Bernadette Chirac, la veuve de Jacques Chirac, ancien président de la République, est décédée vendredi soir à l'âge de 93 ans, comme l'a annoncé sa fille Claude Chirac ce samedi à l'AFP. Aucune première dame n'aura autant marqué le paysage politique français. Avec une froideur empreinte d'aristocratie alliée à un humour cinglant, elle est devenue une figure populaire dépassant largement les frontières de la droite traditionnelle qu'elle a incarnée aux côtés de son mari pendant des décennies.
Bernadette avait pris ses distances avec la scène publique depuis un certain temps.
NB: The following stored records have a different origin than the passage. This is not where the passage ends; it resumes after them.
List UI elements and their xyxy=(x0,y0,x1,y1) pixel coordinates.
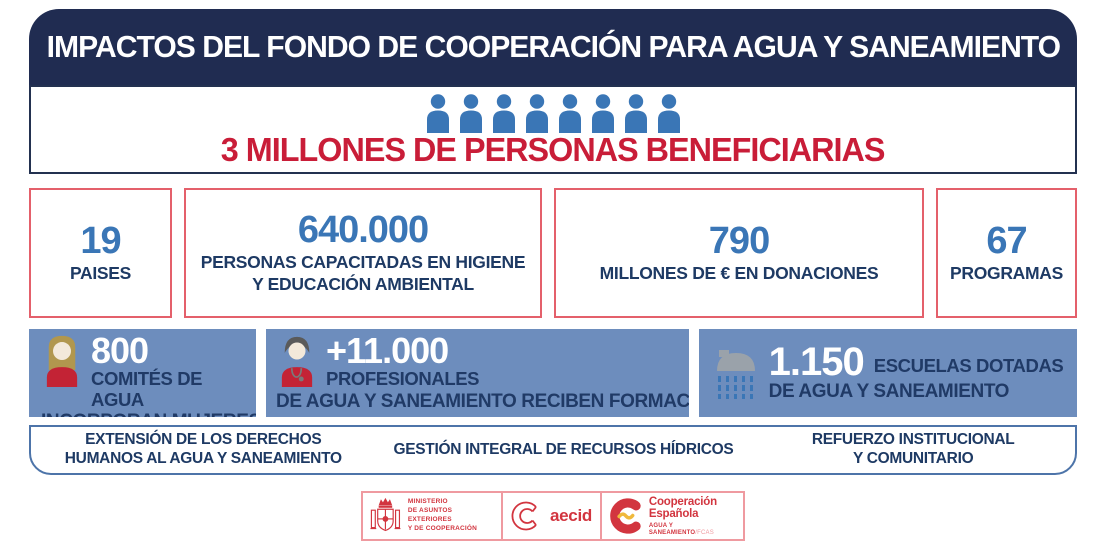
principle-derechos: EXTENSIÓN DE LOS DERECHOS HUMANOS AL AGU… xyxy=(31,431,376,468)
page-title: IMPACTOS DEL FONDO DE COOPERACIÓN PARA A… xyxy=(46,29,1060,64)
ministry-line3: Y DE COOPERACIÓN xyxy=(407,524,478,532)
principle-line2: Y COMUNITARIO xyxy=(852,450,974,467)
achievements-band: 800 COMITÉS DE AGUA INCORPORAN MUJERES xyxy=(29,329,1077,417)
stat-box-capacitadas: 640.000 PERSONAS CAPACITADAS EN HIGIENE … xyxy=(184,188,542,318)
principle-gestion: GESTIÓN INTEGRAL DE RECURSOS HÍDRICOS xyxy=(376,441,752,460)
stat-value: 19 xyxy=(80,220,121,263)
cooperacion-c-icon xyxy=(610,498,641,534)
aecid-logo: aecid xyxy=(501,493,600,539)
principle-line2: HUMANOS AL AGUA Y SANEAMIENTO xyxy=(64,450,342,467)
stat-box-paises: 19 PAISES xyxy=(29,188,172,318)
ministry-line2: DE ASUNTOS EXTERIORES xyxy=(407,507,453,523)
achievement-profesionales: +11.000 PROFESIONALES DE AGUA Y SANEAMIE… xyxy=(266,329,689,417)
achievement-comites: 800 COMITÉS DE AGUA INCORPORAN MUJERES xyxy=(29,329,256,417)
ministry-logo: MINISTERIO DE ASUNTOS EXTERIORES Y DE CO… xyxy=(363,493,501,539)
cooperacion-logo: Cooperación Española AGUA Y SANEAMIENTO/… xyxy=(600,493,743,539)
person-icon xyxy=(657,93,680,133)
stats-row: 19 PAISES 640.000 PERSONAS CAPACITADAS E… xyxy=(29,188,1077,318)
beneficiaries-section: 3 MILLONES DE PERSONAS BENEFICIARIAS xyxy=(29,85,1077,174)
person-icon xyxy=(459,93,482,133)
achievement-escuelas: 1.150 ESCUELAS DOTADAS DE AGUA Y SANEAMI… xyxy=(699,329,1077,417)
footer: MINISTERIO DE ASUNTOS EXTERIORES Y DE CO… xyxy=(29,491,1077,541)
cooperacion-line2: Española xyxy=(648,508,699,521)
stat-value: 790 xyxy=(708,220,770,263)
stat-label: PAISES xyxy=(69,262,132,283)
stat-label: MILLONES DE € EN DONACIONES xyxy=(599,262,879,283)
aecid-ring-icon xyxy=(511,501,537,531)
cooperacion-line1: Cooperación xyxy=(648,495,717,508)
title-banner: IMPACTOS DEL FONDO DE COOPERACIÓN PARA A… xyxy=(29,9,1077,85)
woman-icon xyxy=(46,335,78,387)
achievement-line1: COMITÉS DE AGUA xyxy=(91,368,203,410)
professional-icon xyxy=(281,336,313,387)
shower-icon xyxy=(716,350,755,399)
principle-line1: GESTIÓN INTEGRAL DE RECURSOS HÍDRICOS xyxy=(393,440,734,458)
beneficiaries-headline: 3 MILLONES DE PERSONAS BENEFICIARIAS xyxy=(221,130,886,168)
achievement-line2: INCORPORAN MUJERES xyxy=(41,411,256,417)
stat-box-donaciones: 790 MILLONES DE € EN DONACIONES xyxy=(554,188,924,318)
achievement-value: +11.000 xyxy=(326,330,449,371)
beneficiary-icons xyxy=(425,93,682,133)
stat-label: Y EDUCACIÓN AMBIENTAL xyxy=(252,273,474,294)
stat-value: 640.000 xyxy=(297,209,429,252)
stat-value: 67 xyxy=(986,220,1027,263)
cooperacion-line3: AGUA Y SANEAMIENTO/FCAS xyxy=(649,523,737,536)
achievement-line2: DE AGUA Y SANEAMIENTO RECIBEN FORMACIÓN xyxy=(276,390,689,412)
achievement-value: 800 xyxy=(91,330,149,371)
achievement-line1: ESCUELAS DOTADAS xyxy=(873,354,1064,376)
person-icon xyxy=(492,93,515,133)
cooperacion-line3-suffix: /FCAS xyxy=(695,529,714,536)
person-icon xyxy=(525,93,548,133)
person-icon xyxy=(591,93,614,133)
principle-refuerzo: REFUERZO INSTITUCIONAL Y COMUNITARIO xyxy=(751,431,1075,468)
achievement-line2: DE AGUA Y SANEAMIENTO xyxy=(768,381,1010,402)
spain-coat-of-arms-icon xyxy=(370,497,401,532)
achievement-line1: PROFESIONALES xyxy=(326,368,480,390)
principles-band: EXTENSIÓN DE LOS DERECHOS HUMANOS AL AGU… xyxy=(29,425,1077,475)
cooperacion-line3-main: AGUA Y SANEAMIENTO xyxy=(648,523,696,536)
principle-line1: REFUERZO INSTITUCIONAL xyxy=(811,431,1015,449)
stat-label: PROGRAMAS xyxy=(950,262,1063,283)
achievement-value: 1.150 xyxy=(768,340,865,384)
aecid-label: aecid xyxy=(550,506,592,525)
principle-line1: EXTENSIÓN DE LOS DERECHOS xyxy=(85,431,322,449)
person-icon xyxy=(624,93,647,133)
stat-label: PERSONAS CAPACITADAS EN HIGIENE xyxy=(200,252,526,273)
person-icon xyxy=(426,93,449,133)
logo-strip: MINISTERIO DE ASUNTOS EXTERIORES Y DE CO… xyxy=(361,491,745,541)
infographic-content: IMPACTOS DEL FONDO DE COOPERACIÓN PARA A… xyxy=(29,9,1077,541)
ministry-line1: MINISTERIO xyxy=(407,498,448,506)
stat-box-programas: 67 PROGRAMAS xyxy=(936,188,1077,318)
person-icon xyxy=(558,93,581,133)
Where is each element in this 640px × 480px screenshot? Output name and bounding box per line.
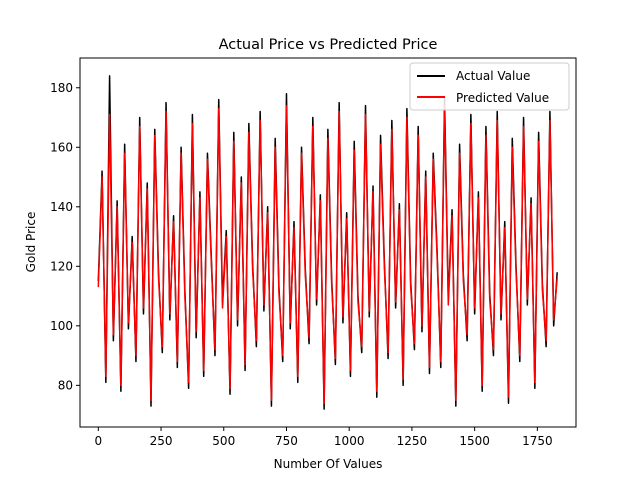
series-layer: [97, 75, 558, 410]
y-tick-label: 140: [50, 200, 73, 214]
legend-label-predicted: Predicted Value: [456, 91, 549, 105]
chart-title: Actual Price vs Predicted Price: [219, 37, 438, 53]
x-axis-title: Number Of Values: [274, 457, 383, 471]
legend-label-actual: Actual Value: [456, 69, 530, 83]
y-tick-label: 180: [50, 81, 73, 95]
x-tick-label: 1500: [459, 434, 490, 448]
plot-frame: [79, 57, 577, 428]
y-tick-label: 160: [50, 140, 73, 154]
y-tick-label: 120: [50, 259, 73, 273]
x-tick-label: 250: [150, 434, 173, 448]
y-tick-label: 80: [58, 378, 73, 392]
series-line-predicted: [97, 104, 558, 404]
y-tick-label: 100: [50, 319, 73, 333]
x-tick-label: 750: [275, 434, 298, 448]
x-tick-label: 1250: [397, 434, 428, 448]
x-axis-ticks: 0 250 500 750 1000 1250 1500 1750: [94, 427, 553, 448]
x-tick-label: 500: [212, 434, 235, 448]
y-axis-title: Gold Price: [24, 212, 38, 273]
x-tick-label: 0: [94, 434, 102, 448]
legend-box: [409, 62, 570, 111]
legend: Actual Value Predicted Value: [409, 62, 570, 111]
x-tick-label: 1000: [334, 434, 365, 448]
y-axis-ticks: 80 100 120 140 160 180: [50, 81, 80, 392]
x-tick-label: 1750: [522, 434, 553, 448]
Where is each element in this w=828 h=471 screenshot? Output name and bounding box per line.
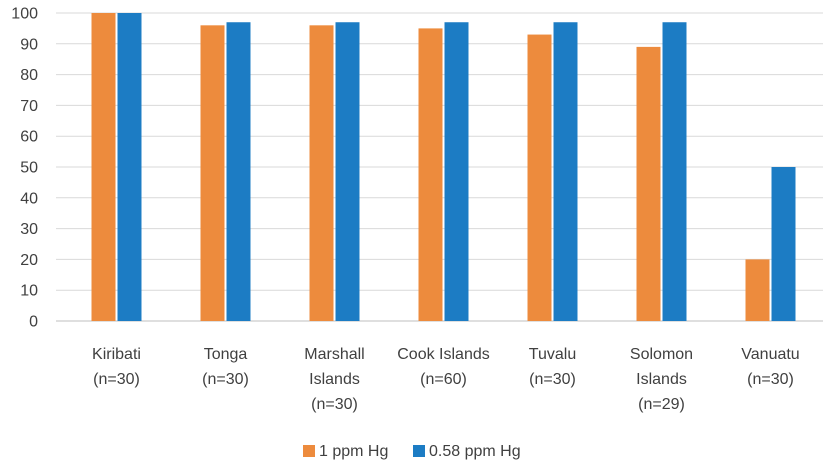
bar-series2 — [335, 22, 360, 322]
y-tick-label: 30 — [20, 221, 38, 238]
x-category-label-line: (n=30) — [93, 371, 140, 388]
bar-series1 — [418, 28, 443, 322]
bar-series2 — [553, 22, 578, 322]
legend-swatch — [303, 445, 315, 457]
bar-series1 — [309, 25, 334, 321]
x-category-label-line: (n=30) — [529, 371, 576, 388]
bar-series1 — [527, 34, 552, 322]
bar-series2 — [662, 22, 687, 322]
x-axis-labels: Kiribati (n=30) Tonga (n=30) Marshall Islands… — [92, 346, 800, 413]
bar-series2 — [117, 13, 142, 321]
y-tick-label: 40 — [20, 190, 38, 207]
legend-label: 0.58 ppm Hg — [429, 443, 521, 460]
y-tick-label: 80 — [20, 67, 38, 84]
x-category-label: Kiribati (n=30) — [92, 346, 141, 388]
x-category-label-line: Solomon — [630, 346, 693, 363]
x-category-label-line: Tuvalu — [529, 346, 576, 363]
legend-label: 1 ppm Hg — [319, 443, 388, 460]
y-tick-label: 20 — [20, 252, 38, 269]
y-tick-label: 0 — [29, 314, 38, 331]
x-category-label: Marshall Islands (n=30) — [304, 346, 364, 413]
x-category-label: Tonga (n=30) — [202, 346, 249, 388]
bar-series1 — [636, 46, 661, 321]
x-category-label: Vanuatu (n=30) — [741, 346, 799, 388]
bar-series1 — [745, 259, 770, 321]
y-tick-label: 100 — [11, 6, 38, 23]
x-category-label-line: Vanuatu — [741, 346, 799, 363]
y-tick-label: 60 — [20, 129, 38, 146]
x-category-label-line: (n=30) — [747, 371, 794, 388]
y-tick-label: 50 — [20, 160, 38, 177]
bar-series2 — [444, 22, 469, 322]
x-category-label: Tuvalu (n=30) — [529, 346, 576, 388]
x-category-label-line: (n=30) — [311, 396, 358, 413]
x-category-label-line: Kiribati — [92, 346, 141, 363]
bars — [91, 13, 796, 322]
x-category-label: Solomon Islands (n=29) — [630, 346, 693, 413]
x-category-label-line: Tonga — [204, 346, 248, 363]
x-category-label-line: Marshall — [304, 346, 364, 363]
x-category-label-line: Cook Islands — [397, 346, 490, 363]
x-category-label-line: (n=30) — [202, 371, 249, 388]
y-axis-ticks: 0 10 20 30 40 50 60 70 80 90 100 — [11, 6, 38, 331]
x-category-label: Cook Islands (n=60) — [397, 346, 490, 388]
x-category-label-line: Islands — [636, 371, 687, 388]
legend: 1 ppm Hg 0.58 ppm Hg — [303, 443, 521, 460]
y-tick-label: 90 — [20, 36, 38, 53]
bar-series1 — [91, 13, 116, 321]
y-tick-label: 70 — [20, 98, 38, 115]
bar-series2 — [771, 167, 796, 321]
x-category-label-line: (n=29) — [638, 396, 685, 413]
x-category-label-line: Islands — [309, 371, 360, 388]
y-tick-label: 10 — [20, 283, 38, 300]
legend-swatch — [413, 445, 425, 457]
x-category-label-line: (n=60) — [420, 371, 467, 388]
bar-series1 — [200, 25, 225, 321]
bar-series2 — [226, 22, 251, 322]
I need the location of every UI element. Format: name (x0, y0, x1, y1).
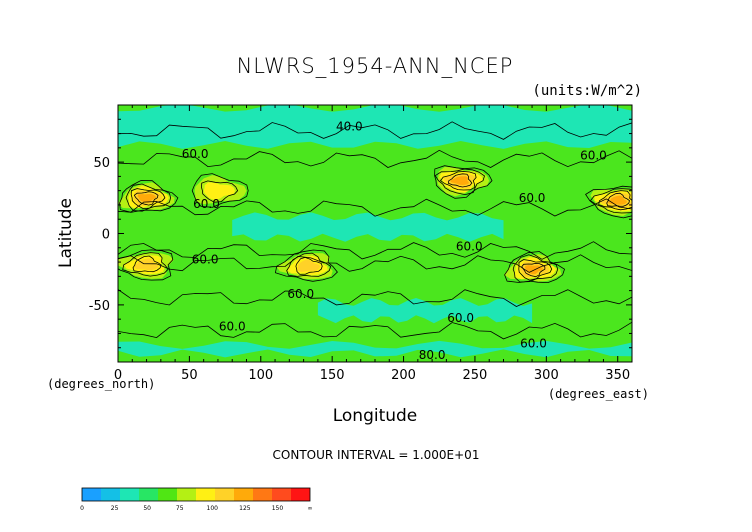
contour-label: 80.0 (419, 348, 446, 362)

Sa mémoire a été saluée par l'actuel président Emmanuel Macron, qui l’a décrite comme une « grande dame de cœur ». François Hollande, son ancien rival politique en Corrèze, a souligné ses qualités : « Une dame obstinée, volontaire, dévouée sans doute, mais surtout indépendante ».
Une fervente défenseuse de la monarchie présidentielle
Née Bernadette Chodron de Courcel le 18 mai 1933 à Paris, elle a grandi dans une famille de diplomates aisés du XVIe arrondissement. Élevée à l'ombre des institutions, elle rencontre Jacques Chirac à Sciences Po Paris, et malgré les réticences de sa famille, elle l'épouse en 1956. Le couple partage plus de soixante ans de vie commune, traversant ensemble les rouages du pouvoir, de l'Élysée à Matignon.
À l'Élysée, elle adopte une posture de châtelaine, soutenant activement son mari dans sa quête présidentielle. Cependant, des moments difficiles jalonnent leur parcours, notamment la façon dont les Guignols de l'info l'ont souvent caricaturée en tant que figure de proue, vivant des moments de moquerie sur la scène publique.
Un tournant marquant : sa candidature en Corrèze
Dans son autobiographie « Les Secrets d’une conquête », elle évoque le moment où Jacques lui a proposé d’être candidate aux élections cantonales en Corrèze en 1979, un tournant décisif de sa carrière politique. Elle devient la seule première dame à avoir exercé un mandat en son nom propre, défiant les conventions et prouvant son ancrage politique dans le paysage local, où elle est élue sans discontinuer jusqu'en 2015.
Engagement social : la dame patronnesse des « Pièces jaunes »
Bernadette Chirac a également brillé en tant que présidente de la Fondation Hôpitaux de Paris-Hôpitaux de France, mettant en lumière son engagement auprès des plus vulnérables. Son livre « Conversation » lui a permis de dévoiler un aspect plus personnel, faisant d'elle une figure centrale durant la campagne municipale de 2001, période où son mari traverse une cohabitation difficile.
Tensions et idéologies
Son influence a néanmoins eu ses limites. Bien que favorisant les droits des femmes dans la sphère politique, elle a exprimé son opposition à l'IVG et a été critique envers des réformes comme le Pacte civil de solidarité (Pacs). Ces positions politiques étaient en décalage avec les évolutions sociétales, mais témoignent de sa vision conservatrice.
Support à la droite de Nicolas Sarkozy
Au fil des années, Bernadette Chirac a soutenu la montée de Nicolas Sarkozy, repositionnant ainsi la famille Chirac dans le nouvel élan politique de la droite. En 2012, alors que son mari semblait perdre son influence, elle ne hésite pas à voter en faveur de François Hollande, soulignant ses propres convictions politiques.
Le décès de Bernadette Chirac marque la fin d'une époque, et son héritage continuera de résonner dans l'histoire de la politique française. Comme l'a affirmé l'Humanité, "Elle restera dans nos mémoires comme un symbole d'engagement politique et social, une femme qui a su naviguer entre ombre et lumière dans un monde en perpétuelle évolution.”